In October, I had a dream that was surprisingly vivid after I awoke.
I was in an office with a long and narrow hall. Entering one room, a friend of mine, who used to work in the music business, was sleeping at their desk. They had been working a second job in the evening, related to the music industry, and they were tired.
One office appeared to be unoccupied, but, going around the corner was a guy at a desk. He was annoyed that I barged in, but I just needed an empty space. Another (real-life) friend I couldn’t find. What is the meaning of this?
There appears to be two sources of this dream. One is a friend of mine who was complaining that they now have to share a space with another, both full-time workers, in order to facilitate a couple of part-time employees. The other involved my last job location at 10 North Pearl Street. I came back to work in October 2015, just after my hernia operation.
To say that I was disappointed would be a gross understatement. Everyone save for the secretary and two of the librarians had doors. The secretary at least had this fortress and was front-facing. The other librarian had a wall on one side of the cubicle. But mine was right on the corner. There was no way to sit without someone coming up from behind me. I was startled regularly.
On Day One, I requested a glassine attachment to the cubicle.
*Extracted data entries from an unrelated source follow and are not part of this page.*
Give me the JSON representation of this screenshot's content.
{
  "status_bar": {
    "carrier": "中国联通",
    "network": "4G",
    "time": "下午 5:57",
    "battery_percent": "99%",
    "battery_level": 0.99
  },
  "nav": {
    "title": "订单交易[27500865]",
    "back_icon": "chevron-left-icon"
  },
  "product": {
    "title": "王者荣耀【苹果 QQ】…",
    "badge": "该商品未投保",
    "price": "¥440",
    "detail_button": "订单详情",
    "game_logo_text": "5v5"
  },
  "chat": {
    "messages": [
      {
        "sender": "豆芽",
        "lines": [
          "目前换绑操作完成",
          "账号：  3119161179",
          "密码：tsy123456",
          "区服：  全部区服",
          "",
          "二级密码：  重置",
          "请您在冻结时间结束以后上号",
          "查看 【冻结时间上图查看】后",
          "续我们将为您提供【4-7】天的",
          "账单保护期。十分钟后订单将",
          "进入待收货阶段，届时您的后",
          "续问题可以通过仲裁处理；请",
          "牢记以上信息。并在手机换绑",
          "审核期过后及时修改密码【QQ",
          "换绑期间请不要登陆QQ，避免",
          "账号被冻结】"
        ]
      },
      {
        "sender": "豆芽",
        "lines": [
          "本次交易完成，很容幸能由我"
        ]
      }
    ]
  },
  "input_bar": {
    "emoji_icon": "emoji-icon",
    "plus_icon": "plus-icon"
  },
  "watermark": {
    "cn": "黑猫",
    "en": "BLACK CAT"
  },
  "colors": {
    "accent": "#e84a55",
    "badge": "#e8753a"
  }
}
It would have made the walls about six feet tall, rather than about five. And though I re-requested this at least twice more, I never got them. And because I was in this open space, visitors, repair people, and folks who got lost were always asking me for directions, which was truly distracting.
Finally, ten months later, startled one more time, I said that I needed to move. The only place I could go was this large storage area, actually only three meters from where I was sitting. And I was given this option early on, but I wanted to try to be geographically closer to the others in a team-like setting. Still, the move involved a loud discussion, during which I left the office for a time, lest I say something regrettable.
So I got my move. People in the other department on our floor didn’t understand why I’d move to a glorified closet. It’s because I could be front-facing with no one coming up behind me. I stayed there and it was tolerable. Well except that some anonymous person ratted me out for taking off my shoes while I was sitting at my desk, and it got written up. Such petty BS, and I’m pretty sure I know who it was.
Finally, an office with a door became available in November 2018. I was not all that interested in moving yet again, since I knew I’d be departing soon. But I took it anyway, and l left at the end of June 2019.
For the last year and a half of work, I was seeing a therapist. They believed that it’d all be better once I retired. And I should note that I don’t think much about the place. (And there’s lots more I could note, but won’t.)
But I was talking to my good friend in France in early September. She’s a therapist. When she mentioned my former job, I displayed a flash of anger she found surprising. It’s not that I spend any actual time thinking about the place consciously. But the subconscious must still be ticked off.